Nem sempre foi assim. “Tive um período em que estive muito afastado da igreja”, contou, revelando que “o que me fez mudar foi quando, em março de 1994 [durante um curso de cristandade] ouvi alguém dizer que Cristo está vivo em cada um de nós. É nisto que acredito. Acredito na ressurreição, sou um devoto de Nossa Senhora e vou todas as semanas a Fátima, mas não ando à espera de milagres”.
“Acreditar em Deus não nos faz mais ou menos cristãos. Como é que é possível as pessoas que dizem que têm fé mas não vão à missa? Uma das coisas que Ele pediu antes de morrer foi “fazei isto em memória de mim”. É uma obrigação natural de quem acredita Nele”, manifestou.
Fernando Santos não quis falar de futebol, mas acabou por relatar alguns episódios da sua vida em que a fé e a sua carreira se interligaram. Um dos casos foi quando tinha decidido deixar de ser treinador do Estrela da Amadora, na altura em que o clube estava com maus resultados. “Saí do campo e fui para uma eucaristia em Cascais”, recordou. Na leitura do evangelho a mensagem demoveu-o. “Era a leitura do livro de Jonas [que pede para ser atirado para fora do barco por acreditar que os seus atos eram os responsáveis pela tempestade que o assolava, mas acabou por sobreviver]. Era a mensagem de que não podia ir embora e que tinha de aguentar”, afirmou.
“Quando cheguei à Grécia [onde treinou], a primeira que fiz foi perguntar onde é que havia uma igreja cristã católica onde pudesse participar na eucaristia. Todos os meus jogadores e equipas sabem que ao sábado ou ao domingo participo em eucaristias. Dou testemunho e assumo a minha fé em qualquer país”, declarou, assegurando que não pretende convencer ninguém.
“Respeito os jogadores, quer se benzam ou não, quero é que joguem bem”
“Como treinador de futebol, tenho nas minhas equipas gente de várias convicções religiosas e gente que não tem. Eu respeito os jogadores, quer os que se benzem ou os que não.

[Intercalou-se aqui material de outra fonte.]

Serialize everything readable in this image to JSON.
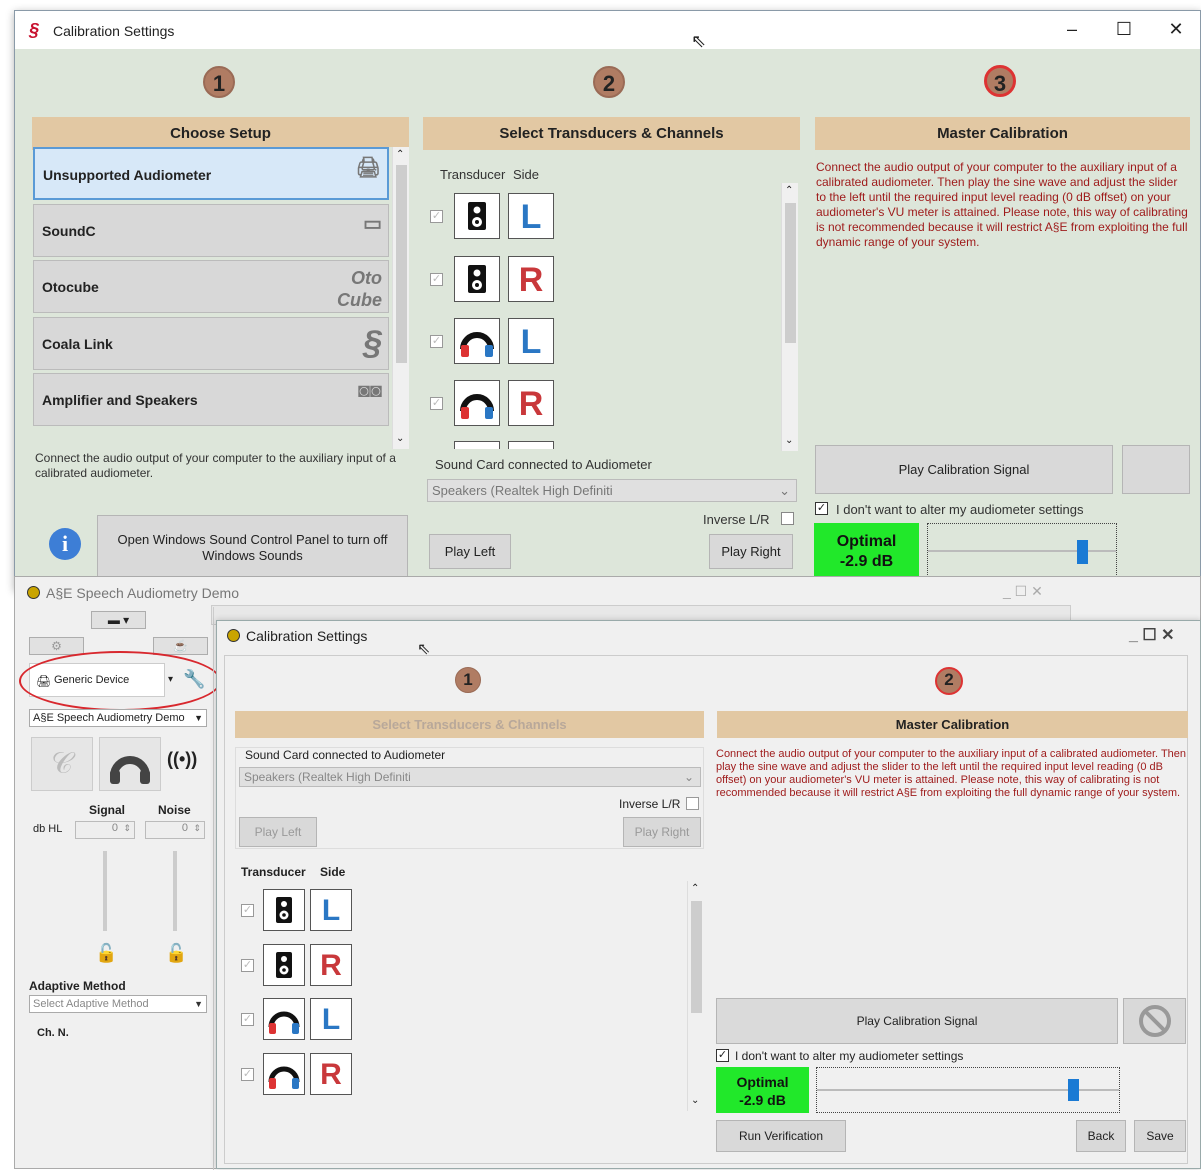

Só tenho é de respeitar e só quero é que eles joguem bem”, disse.
Lembrou que “quando fui treinador do Estrela da Amadora comecei a ir para o norte com a equipa e pensei em evangelizar. Então disse ao motorista da camioneta para levar os jogadores a beber café a Fátima em vez de tomarem na autoestrada. Passámos a fazer isso. Eu ia ao santuário e eles vinte minutos ao café. Quando saí do clube deram-me uma imagem de Nossa Senhora de Fátima”.
Antes de cada jogo, Fernando Santos reza a Deus. Mas não Lhe pede nada, apenas deixa uma mensagem: “Digo-Lhe que estou nas suas mãos e que me entrego. No fim, ganhe ou perca, vou sempre dizer obrigado. Mas também quando me levanto a primeira coisa que faço é oferecer o meu dia a Deus e antes de dormir é dizer obrigado por este dia, mesmo havendo coisas durante o dia que não foram como as que eu queria, mas que ultrapassamos pela fé”.
No final da conversa, o selecionador disse que no futebol não é preciso ter fé, “senão metíamos uma equipa de padres a jogar”. “O que é preciso é acreditar e ter confiança, mas isso não é fé”, esclareceu.
Numa faceta diferente da habitual, Fernando Santos deu o testemunho da sua fé, assumindo que é algo que já faz há muitos anos em palestras, que o grande público desconhece. Desde há vinte anos que leva consigo no bolso um crucifixo que o lembra que Cristo está sempre com ele.
Neste encontro nas Gaeiras, Fernando Santos dedicou a palestra aos seus pais, que já faleceram. “O estar aqui tem muito a ver com a memória deles”, indicou.